Chariots of Fire (1981)

Hands-down the most soul-crushingly boring film on this list. Two hours of British people running slowly is enough to make anyone want to jump out the nearest window. Even the iconic score was used more effectively in National Lampoon’s Vacation. A real snorefest.

Driving Miss Daisy (1989)

How telling that the same year Do the Right Thing put America on riot alert, the Academy rewards a film about the good old days when black people were kind-natured, loyal chauffeurs for white people. I hope Morgan Freeman lost plenty of sleep over this one.

Titanic (1997)

Do yourself a favor and fast forward to the part where the boat starts sinking. That’s when this lumbering train-wreck (shipwreck?) gets kind of watchable. Then fast forward to the credits, when Celine Dion sings about “feeling you” in her dreams.

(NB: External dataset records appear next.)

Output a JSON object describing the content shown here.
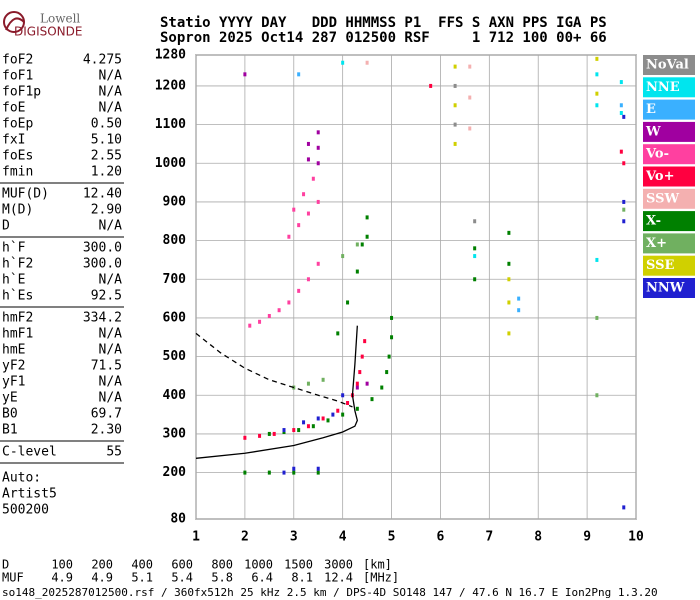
{
  "logo": {
    "top": "Lowell",
    "bottom": "DIGISONDE"
  },
  "header": {
    "line1": "Statio YYYY DAY   DDD HHMMSS P1  FFS S AXN PPS IGA PS",
    "line2": "Sopron 2025 Oct14 287 012500 RSF     1 712 100 00+ 66"
  },
  "param_groups": [
    [
      {
        "label": "foF2",
        "value": "4.275"
      },
      {
        "label": "foF1",
        "value": "N/A"
      },
      {
        "label": "foF1p",
        "value": "N/A"
      },
      {
        "label": "foE",
        "value": "N/A"
      },
      {
        "label": "foEp",
        "value": "0.50"
      },
      {
        "label": "fxI",
        "value": "5.10"
      },
      {
        "label": "foEs",
        "value": "2.55"
      },
      {
        "label": "fmin",
        "value": "1.20"
      }
    ],
    [
      {
        "label": "MUF(D)",
        "value": "12.40"
      },
      {
        "label": "M(D)",
        "value": "2.90"
      },
      {
        "label": "D",
        "value": "N/A"
      }
    ],
    [
      {
        "label": "h`F",
        "value": "300.0"
      },
      {
        "label": "h`F2",
        "value": "300.0"
      },
      {
        "label": "h`E",
        "value": "N/A"
      },
      {
        "label": "h`Es",
        "value": "92.5"
      }
    ],
    [
      {
        "label": "hmF2",
        "value": "334.2"
      },
      {
        "label": "hmF1",
        "value": "N/A"
      },
      {
        "label": "hmE",
        "value": "N/A"
      },
      {
        "label": "yF2",
        "value": "71.5"
      },
      {
        "label": "yF1",
        "value": "N/A"
      },
      {
        "label": "yE",
        "value": "N/A"
      },
      {
        "label": "B0",
        "value": "69.7"
      },
      {
        "label": "B1",
        "value": "2.30"
      }
    ],
    [
      {
        "label": "C-level",
        "value": "55"
      }
    ]
  ],
  "notes": [
    "Auto:",
    "Artist5",
    "500200"
  ],
  "chart_data": {
    "type": "scatter",
    "xlim": [
      1,
      10
    ],
    "xticks": [
      1,
      2,
      3,
      4,
      5,
      6,
      7,
      8,
      9,
      10
    ],
    "ylim": [
      80,
      1280
    ],
    "yticks": [
      80,
      200,
      300,
      400,
      500,
      600,
      700,
      800,
      900,
      1000,
      1100,
      1200,
      1280
    ],
    "grid": true,
    "series": [
      {
        "name": "NoVal",
        "color": "#8c8c8c",
        "x": [
          6.3,
          6.3,
          6.7
        ],
        "values": [
          1200,
          1100,
          850
        ]
      },
      {
        "name": "NNE",
        "color": "#00e5ee",
        "x": [
          9.2,
          9.2,
          9.2,
          9.7,
          9.7,
          4.0,
          6.7
        ],
        "values": [
          1230,
          1150,
          750,
          1210,
          1130,
          1260,
          760
        ]
      },
      {
        "name": "E",
        "color": "#3ab0ff",
        "x": [
          7.6,
          7.6,
          9.7,
          3.1
        ],
        "values": [
          650,
          620,
          1150,
          1230
        ]
      },
      {
        "name": "W",
        "color": "#a000a0",
        "x": [
          3.5,
          3.5,
          3.5,
          3.3,
          3.3,
          4.3,
          4.5,
          2.0
        ],
        "values": [
          1000,
          1040,
          1080,
          1050,
          1010,
          420,
          430,
          1230
        ]
      },
      {
        "name": "Vo-",
        "color": "#ff40a0",
        "x": [
          2.1,
          2.3,
          2.5,
          2.7,
          2.9,
          3.1,
          3.3,
          3.5,
          3.0,
          3.2,
          3.4,
          2.9,
          3.1,
          3.3,
          3.5
        ],
        "values": [
          580,
          590,
          605,
          620,
          640,
          670,
          700,
          740,
          880,
          920,
          960,
          810,
          840,
          870,
          900
        ]
      },
      {
        "name": "Vo+",
        "color": "#ff0040",
        "x": [
          2.0,
          2.3,
          2.6,
          3.0,
          3.3,
          3.6,
          3.9,
          4.1,
          4.2,
          4.3,
          4.35,
          4.4,
          4.45,
          5.8,
          9.7,
          9.75
        ],
        "values": [
          290,
          295,
          300,
          310,
          320,
          340,
          360,
          380,
          400,
          430,
          460,
          500,
          540,
          1200,
          1030,
          1000
        ]
      },
      {
        "name": "SSW",
        "color": "#f4b0b0",
        "x": [
          6.6,
          6.6,
          6.6,
          4.5
        ],
        "values": [
          1250,
          1170,
          1090,
          1260
        ]
      },
      {
        "name": "X-",
        "color": "#008000",
        "x": [
          2.5,
          2.8,
          3.1,
          3.4,
          3.7,
          4.0,
          4.3,
          4.6,
          4.8,
          4.9,
          4.95,
          5.0,
          5.0,
          2.0,
          2.5,
          3.0,
          3.5,
          3.9,
          4.1,
          4.3,
          4.5,
          6.7,
          6.7,
          7.4,
          7.4,
          4.4,
          4.5
        ],
        "values": [
          300,
          305,
          310,
          320,
          335,
          350,
          365,
          390,
          420,
          460,
          500,
          550,
          600,
          200,
          200,
          200,
          200,
          560,
          640,
          720,
          860,
          780,
          700,
          820,
          740,
          790,
          810
        ]
      },
      {
        "name": "X+",
        "color": "#70b060",
        "x": [
          3.0,
          3.3,
          3.6,
          9.2,
          9.2,
          9.75,
          4.0,
          4.3
        ],
        "values": [
          420,
          430,
          440,
          600,
          400,
          880,
          760,
          790
        ]
      },
      {
        "name": "SSE",
        "color": "#d0d000",
        "x": [
          6.3,
          6.3,
          6.3,
          7.4,
          7.4,
          7.4,
          9.2,
          9.2
        ],
        "values": [
          1250,
          1150,
          1050,
          700,
          640,
          560,
          1270,
          1180
        ]
      },
      {
        "name": "NNW",
        "color": "#2020d0",
        "x": [
          2.8,
          3.2,
          3.5,
          3.8,
          4.0,
          2.8,
          3.0,
          3.5,
          9.75,
          9.75,
          9.75,
          9.75
        ],
        "values": [
          310,
          330,
          340,
          350,
          400,
          200,
          210,
          210,
          1120,
          900,
          850,
          110
        ]
      }
    ],
    "profile": {
      "x": [
        1.0,
        2.0,
        3.0,
        3.6,
        4.0,
        4.25,
        4.3,
        4.25,
        4.2,
        4.25,
        4.3
      ],
      "values": [
        237,
        250,
        270,
        290,
        305,
        320,
        335,
        360,
        400,
        480,
        580
      ]
    },
    "profile_dashed": {
      "x": [
        1.0,
        1.5,
        2.0,
        2.5,
        3.0,
        3.5,
        3.9,
        4.2
      ],
      "values": [
        560,
        510,
        470,
        440,
        420,
        400,
        385,
        370
      ]
    }
  },
  "muf_table": {
    "d_label": "D",
    "d_values": [
      100,
      200,
      400,
      600,
      800,
      1000,
      1500,
      3000
    ],
    "d_unit": "[km]",
    "muf_label": "MUF",
    "muf_values": [
      4.9,
      4.9,
      5.1,
      5.4,
      5.8,
      6.4,
      8.1,
      12.4
    ],
    "muf_unit": "[MHz]"
  },
  "footer": "so148_2025287012500.rsf / 360fx512h 25 kHz 2.5 km / DPS-4D SO148 147 / 47.6 N 16.7 E Ion2Png 1.3.20"
}
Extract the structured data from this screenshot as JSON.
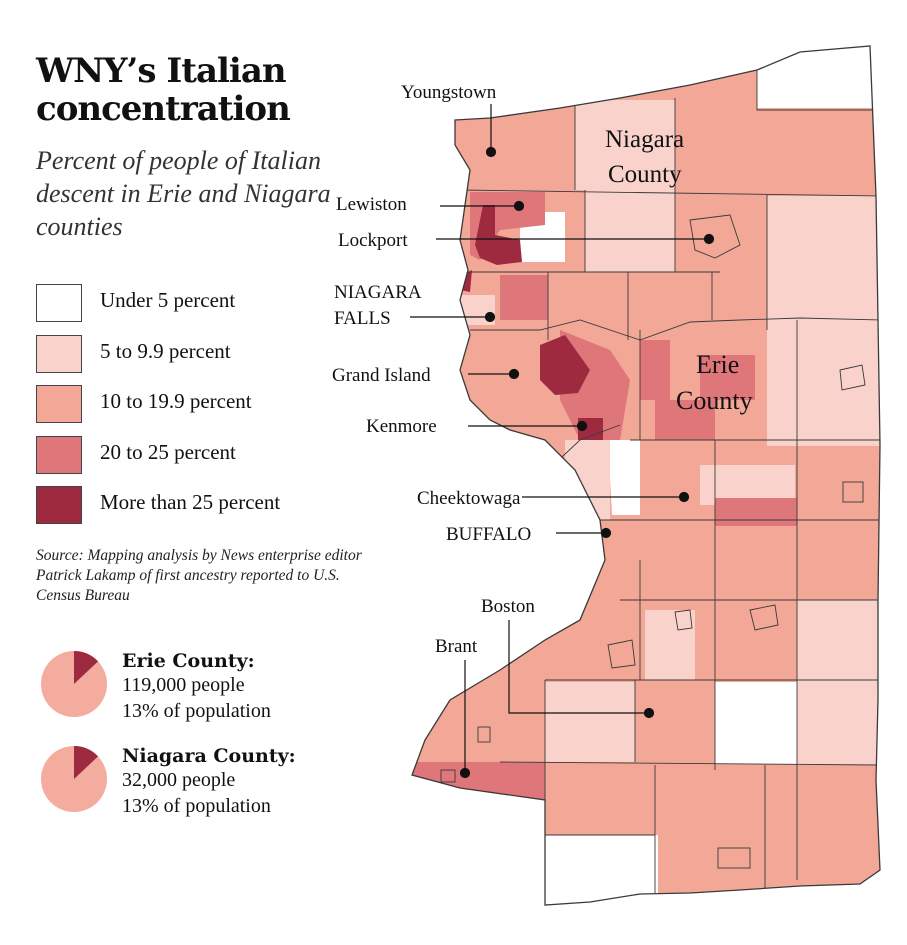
{
  "title": "WNY’s Italian concentration",
  "subtitle": "Percent of people of Italian descent in Erie and Niagara counties",
  "legend": {
    "items": [
      {
        "label": "Under 5 percent",
        "color": "#ffffff"
      },
      {
        "label": "5 to 9.9 percent",
        "color": "#f9d2cc"
      },
      {
        "label": "10 to 19.9 percent",
        "color": "#f2a797"
      },
      {
        "label": "20 to 25 percent",
        "color": "#de767a"
      },
      {
        "label": "More than 25 percent",
        "color": "#9e2a40"
      }
    ]
  },
  "source": "Source: Mapping analysis by News enterprise editor Patrick Lakamp of first ancestry reported to U.S. Census Bureau",
  "stats": [
    {
      "name": "Erie County:",
      "people": "119,000 people",
      "share": "13% of population",
      "share_value": 0.13
    },
    {
      "name": "Niagara County:",
      "people": "32,000 people",
      "share": "13% of population",
      "share_value": 0.13
    }
  ],
  "colors": {
    "pie_base": "#f4ac9e",
    "pie_slice": "#9e2a40",
    "border": "#3a3a3a"
  },
  "counties": {
    "niagara_1": "Niagara",
    "niagara_2": "County",
    "erie_1": "Erie",
    "erie_2": "County"
  },
  "places": {
    "youngstown": "Youngstown",
    "lewiston": "Lewiston",
    "lockport": "Lockport",
    "niagara_falls_1": "NIAGARA",
    "niagara_falls_2": "FALLS",
    "grand_island": "Grand Island",
    "kenmore": "Kenmore",
    "cheektowaga": "Cheektowaga",
    "buffalo": "BUFFALO",
    "boston": "Boston",
    "brant": "Brant"
  }
}
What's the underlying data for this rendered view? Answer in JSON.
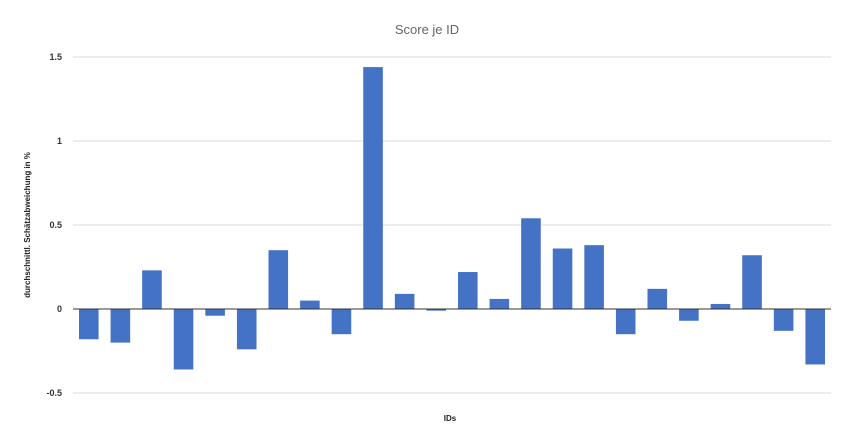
{
  "chart_data": {
    "type": "bar",
    "title": "Score je ID",
    "xlabel": "IDs",
    "ylabel": "durchschnittl. Schätzabweichung in %",
    "ylim": [
      -0.5,
      1.5
    ],
    "yticks": [
      {
        "value": 1.5,
        "label": "1.5"
      },
      {
        "value": 1,
        "label": "1"
      },
      {
        "value": 0.5,
        "label": "0.5"
      },
      {
        "value": 0,
        "label": "0"
      },
      {
        "value": -0.5,
        "label": "-0.5"
      }
    ],
    "grid": true,
    "legend": "none",
    "color": "#4472c4",
    "values": [
      -0.18,
      -0.2,
      0.23,
      -0.36,
      -0.04,
      -0.24,
      0.35,
      0.05,
      -0.15,
      1.44,
      0.09,
      -0.01,
      0.22,
      0.06,
      0.54,
      0.36,
      0.38,
      -0.15,
      0.12,
      -0.07,
      0.03,
      0.32,
      -0.13,
      -0.33
    ]
  }
}
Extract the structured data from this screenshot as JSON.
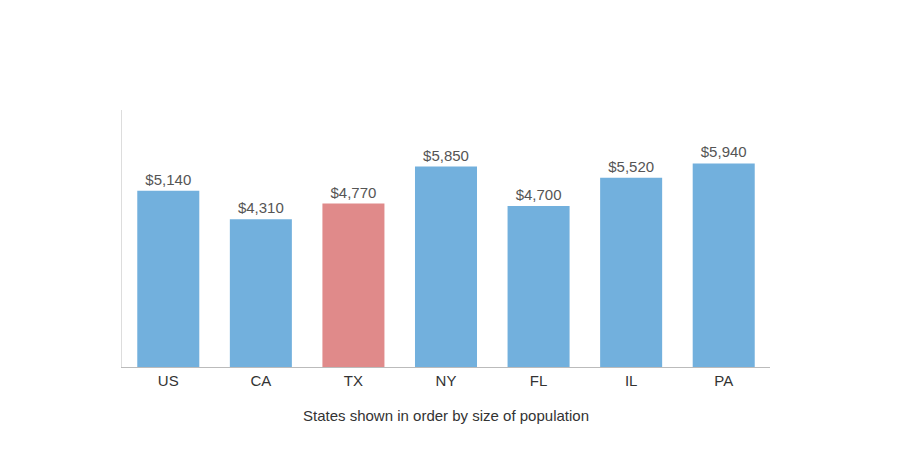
{
  "chart_data": {
    "type": "bar",
    "categories": [
      "US",
      "CA",
      "TX",
      "NY",
      "FL",
      "IL",
      "PA"
    ],
    "values": [
      5140,
      4310,
      4770,
      5850,
      4700,
      5520,
      5940
    ],
    "value_labels": [
      "$5,140",
      "$4,310",
      "$4,770",
      "$5,850",
      "$4,700",
      "$5,520",
      "$5,940"
    ],
    "colors": [
      "#72b0dd",
      "#72b0dd",
      "#e08a8a",
      "#72b0dd",
      "#72b0dd",
      "#72b0dd",
      "#72b0dd"
    ],
    "x_label": "States shown in order by size of population",
    "ylim": [
      0,
      7500
    ],
    "grid": false,
    "data_labels": true,
    "tick_labels": "x"
  }
}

Shakespeare in Love (1998)

Not sure why this movie was made in the first place. It’s not especially funny or interesting, and it’s worse than literally every other film nominated that year (one of which was a Holocaust comedy, so that tells you something). Overall, a true low point in Oscar history.

A Beautiful Mind (2001)

For a few years, Hollywood was riding Russell Crowe’s man parts pretty hard. Sadly, he chose to follow The Insider and the mesmerizing Gladiator with this glorified Lifetime drama, a film that both bores its audience and fails to satisfactorily address its central theme: schizophrenia. Oh, and pretty much everyone liked The Fellowship of the Ring better too.

Chicago (2002)

With an impressive one-two punch, the Academy managed to award back-to-back Best Picture statuettes to two horrible movies. Chicago is a stage musical that should’ve stayed on the stage, and I’m still wondering why everyone who appeared in this movie was nominated for an acting Oscar. Are we really that impressed by Richard Gere’s singing?

Crash (2005)

Perhaps my most hated film on this list, Crash managed to win over Americans of all racial backgrounds by completely misrepresenting the causes and implications of American racism. By attributing racial hostility to individual prejudices, it also ignored the fact of racism’s economic and institutional nature. Ignorant movies like this are frustrating because they take a potentially productive conversation and flush it down a toilet of corny melodrama. I sincerely hope nothing like Crash ever soils the silver screen again. A boy can dream.

The King’s Speech (2010)

No offense to people with speech impediments, but “a guy overcoming his speech impediment” is not a movie. It’s great that it happened, I’m sure it was difficult, but why do I have to sit through two-plus hours of it? I saw an episode of MTV’s True Life about stuttering that was 10 times more interesting.